Officials with the DFL previously wanted to sell 8% of these media rights as a private equity investment. Club representatives from the top two German leagues voted on the potential move earlier this fall. The vote eventually passed by a single vote.

If the deal went through, the DFL would have gained $1 billion from the deal. Around $650 million of this fee would go to video content, streaming and overseas marketing. The remaining money would then have been distributed directly to the German clubs.

DFL spokesperson says widespread protests forced decision

Nevertheless, the DFL has now announced that they will not pursue the media deal.
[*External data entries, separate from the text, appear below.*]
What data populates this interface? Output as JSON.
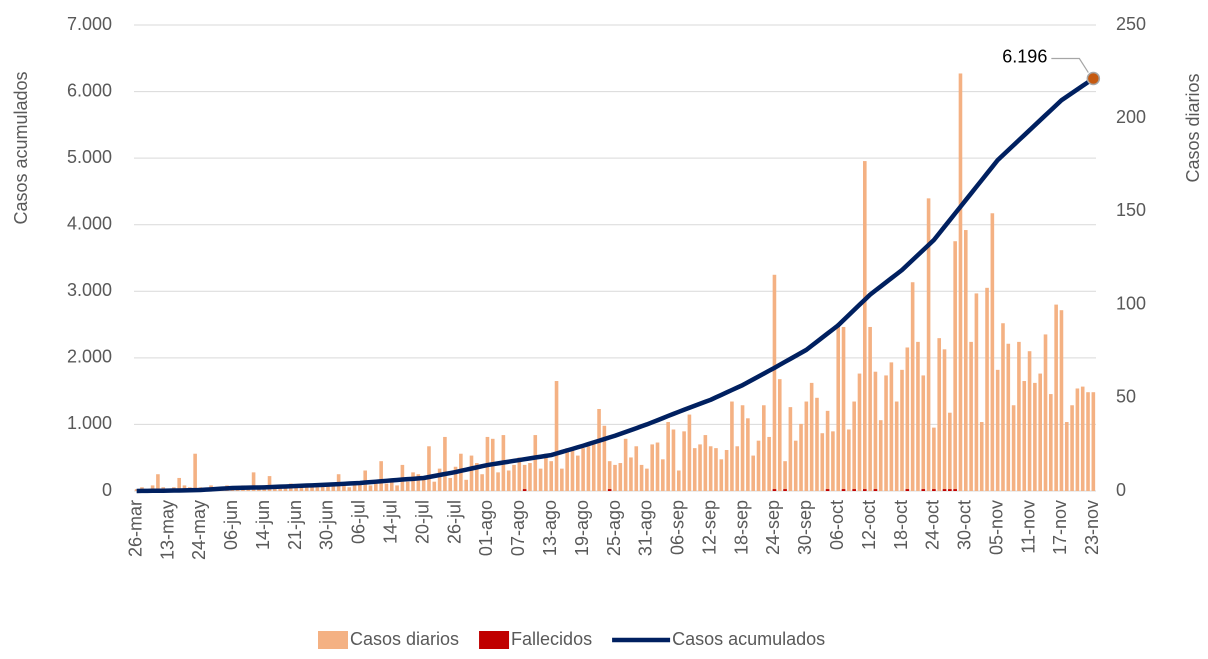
{
  "chart_data": {
    "type": "bar-line",
    "y_label": "Casos acumulados",
    "y2_label": "Casos  diarios",
    "ylim": [
      0,
      7000
    ],
    "yticks": [
      0,
      {
        "value": 1000,
        "label": "1.000"
      },
      {
        "value": 2000,
        "label": "2.000"
      },
      {
        "value": 3000,
        "label": "3.000"
      },
      {
        "value": 4000,
        "label": "4.000"
      },
      {
        "value": 5000,
        "label": "5.000"
      },
      {
        "value": 6000,
        "label": "6.000"
      },
      {
        "value": 7000,
        "label": "7.000"
      }
    ],
    "y2lim": [
      0,
      250
    ],
    "y2ticks": [
      0,
      50,
      100,
      150,
      200,
      250
    ],
    "grid": true,
    "legend": "bottom",
    "categories": [
      "26-mar",
      null,
      null,
      null,
      null,
      null,
      "13-may",
      null,
      null,
      null,
      null,
      null,
      "24-may",
      null,
      null,
      null,
      null,
      null,
      "06-jun",
      null,
      null,
      null,
      null,
      null,
      "14-jun",
      null,
      null,
      null,
      null,
      null,
      "21-jun",
      null,
      null,
      null,
      null,
      null,
      "30-jun",
      null,
      null,
      null,
      null,
      null,
      "06-jul",
      null,
      null,
      null,
      null,
      null,
      "14-jul",
      null,
      null,
      null,
      null,
      null,
      "20-jul",
      null,
      null,
      null,
      null,
      null,
      "26-jul",
      null,
      null,
      null,
      null,
      null,
      "01-ago",
      null,
      null,
      null,
      null,
      null,
      "07-ago",
      null,
      null,
      null,
      null,
      null,
      "13-ago",
      null,
      null,
      null,
      null,
      null,
      "19-ago",
      null,
      null,
      null,
      null,
      null,
      "25-ago",
      null,
      null,
      null,
      null,
      null,
      "31-ago",
      null,
      null,
      null,
      null,
      null,
      "06-sep",
      null,
      null,
      null,
      null,
      null,
      "12-sep",
      null,
      null,
      null,
      null,
      null,
      "18-sep",
      null,
      null,
      null,
      null,
      null,
      "24-sep",
      null,
      null,
      null,
      null,
      null,
      "30-sep",
      null,
      null,
      null,
      null,
      null,
      "06-oct",
      null,
      null,
      null,
      null,
      null,
      "12-oct",
      null,
      null,
      null,
      null,
      null,
      "18-oct",
      null,
      null,
      null,
      null,
      null,
      "24-oct",
      null,
      null,
      null,
      null,
      null,
      "30-oct",
      null,
      null,
      null,
      null,
      null,
      "05-nov",
      null,
      null,
      null,
      null,
      null,
      "11-nov",
      null,
      null,
      null,
      null,
      null,
      "17-nov",
      null,
      null,
      null,
      null,
      null,
      "23-nov"
    ],
    "series": [
      {
        "name": "Casos diarios",
        "type": "bar",
        "axis": "y2",
        "color": "#f4b183",
        "values": [
          1,
          2,
          1,
          3,
          9,
          2,
          1,
          2,
          7,
          3,
          2,
          20,
          2,
          1,
          3,
          2,
          1,
          3,
          2,
          1,
          3,
          2,
          10,
          3,
          2,
          8,
          3,
          2,
          3,
          4,
          3,
          2,
          4,
          3,
          2,
          4,
          3,
          4,
          9,
          3,
          2,
          5,
          4,
          11,
          3,
          5,
          16,
          4,
          6,
          3,
          14,
          5,
          10,
          9,
          8,
          24,
          5,
          12,
          29,
          7,
          13,
          20,
          6,
          19,
          15,
          9,
          29,
          28,
          10,
          30,
          11,
          14,
          18,
          14,
          15,
          30,
          12,
          20,
          16,
          59,
          12,
          23,
          22,
          19,
          23,
          24,
          27,
          44,
          35,
          16,
          14,
          15,
          28,
          18,
          24,
          14,
          12,
          25,
          26,
          17,
          37,
          33,
          11,
          32,
          41,
          23,
          25,
          30,
          24,
          23,
          17,
          22,
          48,
          24,
          46,
          39,
          19,
          27,
          46,
          29,
          116,
          60,
          16,
          45,
          27,
          36,
          48,
          58,
          50,
          31,
          43,
          32,
          90,
          88,
          33,
          48,
          63,
          177,
          88,
          64,
          38,
          62,
          69,
          48,
          65,
          77,
          112,
          80,
          62,
          157,
          34,
          82,
          76,
          42,
          134,
          224,
          140,
          80,
          106,
          37,
          109,
          149,
          65,
          90,
          79,
          46,
          80,
          59,
          75,
          58,
          63,
          84,
          52,
          100,
          97,
          37,
          46,
          55,
          56,
          53,
          53
        ]
      },
      {
        "name": "Fallecidos",
        "type": "bar",
        "axis": "y2",
        "color": "#c00000",
        "values": [
          0,
          0,
          0,
          0,
          0,
          0,
          0,
          0,
          0,
          0,
          0,
          0,
          0,
          0,
          0,
          0,
          0,
          0,
          0,
          0,
          0,
          0,
          0,
          0,
          0,
          0,
          0,
          0,
          0,
          0,
          0,
          0,
          0,
          0,
          0,
          0,
          0,
          0,
          0,
          0,
          0,
          0,
          0,
          0,
          0,
          0,
          0,
          0,
          0,
          0,
          0,
          0,
          0,
          0,
          0,
          0,
          0,
          0,
          0,
          0,
          0,
          0,
          0,
          0,
          0,
          0,
          0,
          0,
          0,
          0,
          0,
          0,
          0,
          1,
          0,
          0,
          0,
          0,
          0,
          0,
          0,
          0,
          0,
          0,
          0,
          0,
          0,
          0,
          0,
          1,
          0,
          0,
          0,
          0,
          0,
          0,
          0,
          0,
          0,
          0,
          0,
          0,
          0,
          0,
          0,
          0,
          0,
          0,
          0,
          0,
          0,
          0,
          0,
          0,
          0,
          0,
          0,
          0,
          0,
          0,
          1,
          0,
          1,
          0,
          0,
          0,
          0,
          0,
          0,
          0,
          1,
          0,
          0,
          1,
          0,
          1,
          0,
          1,
          0,
          1,
          0,
          0,
          0,
          0,
          0,
          1,
          0,
          0,
          1,
          0,
          1,
          0,
          1,
          1,
          1,
          0,
          0,
          0,
          0,
          0,
          0,
          0,
          0,
          0,
          0,
          0,
          0,
          0,
          0,
          0,
          0,
          0,
          0,
          0,
          0,
          0,
          0,
          0,
          0,
          0,
          0
        ]
      },
      {
        "name": "Casos acumulados",
        "type": "line",
        "color": "#002060",
        "values": [
          0,
          1,
          2,
          3,
          3,
          4,
          5,
          7,
          8,
          10,
          12,
          13,
          15,
          20,
          25,
          30,
          35,
          40,
          45,
          47,
          48,
          50,
          52,
          53,
          55,
          58,
          62,
          65,
          68,
          72,
          75,
          78,
          82,
          85,
          88,
          92,
          95,
          99,
          103,
          108,
          112,
          116,
          120,
          127,
          133,
          140,
          147,
          153,
          160,
          166,
          172,
          178,
          183,
          189,
          195,
          210,
          225,
          240,
          255,
          270,
          285,
          303,
          320,
          338,
          355,
          373,
          390,
          403,
          415,
          428,
          440,
          453,
          465,
          478,
          490,
          503,
          515,
          528,
          540,
          563,
          587,
          610,
          633,
          657,
          680,
          705,
          730,
          755,
          780,
          805,
          830,
          858,
          887,
          915,
          943,
          972,
          1000,
          1032,
          1063,
          1095,
          1127,
          1158,
          1190,
          1220,
          1250,
          1280,
          1310,
          1340,
          1370,
          1407,
          1443,
          1480,
          1517,
          1553,
          1590,
          1633,
          1677,
          1720,
          1763,
          1807,
          1850,
          1895,
          1940,
          1985,
          2030,
          2075,
          2120,
          2182,
          2243,
          2305,
          2367,
          2428,
          2490,
          2567,
          2643,
          2720,
          2797,
          2873,
          2950,
          3012,
          3073,
          3135,
          3197,
          3258,
          3320,
          3395,
          3470,
          3545,
          3620,
          3695,
          3770,
          3870,
          3970,
          4070,
          4170,
          4270,
          4370,
          4470,
          4570,
          4670,
          4770,
          4870,
          4970,
          5045,
          5120,
          5195,
          5270,
          5345,
          5420,
          5495,
          5570,
          5645,
          5720,
          5795,
          5870,
          5924,
          5978,
          6033,
          6087,
          6141,
          6196
        ],
        "value_labels": [
          null,
          null,
          null,
          null,
          null,
          null,
          null,
          null,
          null,
          null,
          null,
          null,
          null,
          null,
          null,
          null,
          null,
          null,
          null,
          null,
          null,
          null,
          null,
          null,
          null,
          null,
          null,
          null,
          null,
          null,
          null,
          null,
          null,
          null,
          null,
          null,
          null,
          null,
          null,
          null,
          null,
          null,
          null,
          null,
          null,
          null,
          null,
          null,
          null,
          null,
          null,
          null,
          null,
          null,
          null,
          null,
          null,
          null,
          null,
          null,
          null,
          null,
          null,
          null,
          null,
          null,
          null,
          null,
          null,
          null,
          null,
          null,
          null,
          null,
          null,
          null,
          null,
          null,
          null,
          null,
          null,
          null,
          null,
          null,
          null,
          null,
          null,
          null,
          null,
          null,
          null,
          null,
          null,
          null,
          null,
          null,
          null,
          null,
          null,
          null,
          null,
          null,
          null,
          null,
          null,
          null,
          null,
          null,
          null,
          null,
          null,
          null,
          null,
          null,
          null,
          null,
          null,
          null,
          null,
          null,
          null,
          null,
          null,
          null,
          null,
          null,
          null,
          null,
          null,
          null,
          null,
          null,
          null,
          null,
          null,
          null,
          null,
          null,
          null,
          null,
          null,
          null,
          null,
          null,
          null,
          null,
          null,
          null,
          null,
          null,
          null,
          null,
          null,
          null,
          null,
          null,
          null,
          null,
          null,
          null,
          null,
          null,
          null,
          null,
          null,
          null,
          null,
          null,
          null,
          null,
          null,
          null,
          null,
          null,
          null,
          null,
          null,
          null,
          null,
          null,
          "6.196"
        ]
      }
    ]
  }
}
“In view of current developments, a successful continuation of the process no longer seems possible,” stated Hans-Joachim Watzke, a spokesman for the organization.

“Even if there is a large majority in favor of the entrepreneurial necessity of the strategic partnership, German professional football is in the midst of a crucial test, which is causing major disputes not only within the league association between the clubs, but in some cases also within the clubs between professionals, coaches, club officials, supervisory bodies, members’ associations and fan communities, which are increasingly jeopardizing match operations, specific match schedules and thus the integrity of the competition.”

“In view of the circumstances in the league association with its 36 member clubs, the viability of a successful contract conclusion in terms of financing the 36 clubs can no longer be guaranteed.”

“The executive committee has therefore unanimously come to the conclusion that, on the basis of the resolution of December 11th, 2023, it will exercise its discretion not to continue the process and not to bring it to a conclusion. The DFL executive committee and the management will be inviting clubs to talks in the coming weeks to jointly discuss the implications of the process.”

Failed move shows that fan protests work to stop sale of Bundesliga media rights

Last week, United States investment company Blackstone pulled out of the negotiations with the DFL. The move left only one other investment group remaining in talks for the Bundesliga media rights. Blackstone’s decision to end their talks surrounded the massive fan protests regarding the aforementioned proposal.

Several Bundesliga matches suffered issues in recent weeks due to protests from inside stadiums. The recent marquee matchup between league leaders Bayer Leverkusen and Bayern Munich had an eight-minute delay. Fans inside Leverkusen’s home arena pelted the pitch with candy in response to the potential investment deal.

Many of these protests involved throwing things onto the field. A match involving Hannover 96 was different. The 2. Bundesliga club’s fixture against Hamburg faced a delay after fans put a bike lock on the goal. Officials failed to figure out the lock’s combination. Consequently, stadium officials used an angle grinder to remove it.

The widespread fan protests in Germany somewhat echoed similar moves regarding the European Super League (ESL). Fans from across Europe vehemently opposed the formation of the proposed breakaway league. As a result, clubs quickly backed out of the deal to depart from their current setup. In both cases, fans helped make a positive influence on their beloved teams.